Date Published: September 2, 2008

Publisher: Public Library of Science

Author(s): Heather A Piwowar, Michael J Becich, Howard Bilofsky, Rebecca S Crowley

Abstract: Rebecca Crowley and colleagues propose that academic health centers can and should lead
the transition towards a culture of biomedical data sharing.

Partial Text: Sharing biomedical research and health care data is important but difficult. Recognizing
this, many initiatives facilitate, fund, request, or require researchers to share their data
[1–5].
These initiatives address the technical aspects of data sharing, but rarely focus on
incentives for key stakeholders [6]. Academic health centers (AHCs) have a critical role in enabling,
encouraging, and rewarding data sharing. The leaders of medical schools and
academic-affiliated hospitals can play a unique role in supporting this transformation of
the research enterprise. We propose that AHCs can and should lead the transition towards a
culture of biomedical data sharing.

The benefits of data sharing and reuse have been widely reported. We summarize them here,
from the perspective of an AHC.

Despite the anticipated benefits, sharing research data has yet to be widely adopted in
biomedicine [11,12]. Through their interwoven
roles in education, research, and policy, AHCs can lead the development of best practices
for establishing a data sharing culture. Practical steps with potentially powerful impact
are discussed below and summarized in Box 1.

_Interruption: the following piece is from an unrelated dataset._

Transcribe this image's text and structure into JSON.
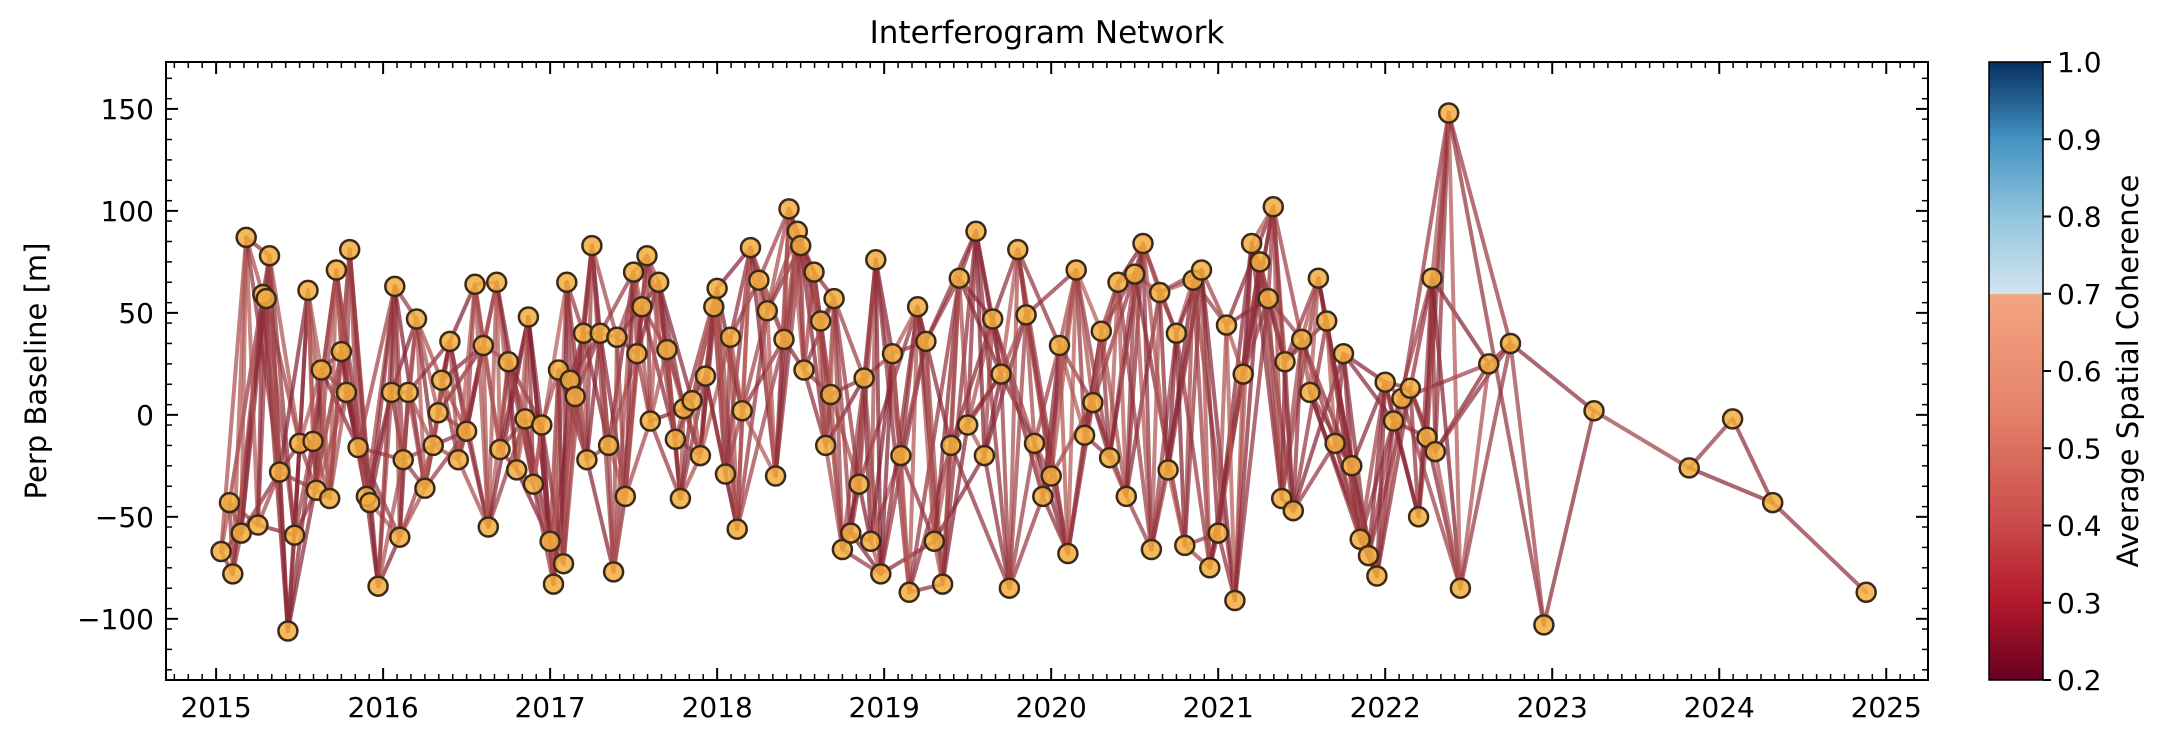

We recognize that there are real and perceived impediments to sharing biomedical research
data. Some individual donors may have personal interests in privacy and confidentiality that
exceed their desire to contribute to new methods of detecting and treating disease.
Investigators may restrict access to data to maximize their professional and economic
benefit. Academic health centers may view data sharing as a threat to intellectual property,
possibly impeding entrepreneurial spin-offs and technology transfers that bring revenue and
act as incubators for future research. AHCs may also worry that the data could be used to
critique their health care practices rather than advance the research frontier. Industrial
sponsorship can hinder plans for sharing data, and the regulatory environment may
necessitate stringent oversight to ensure compliance and minimize risk.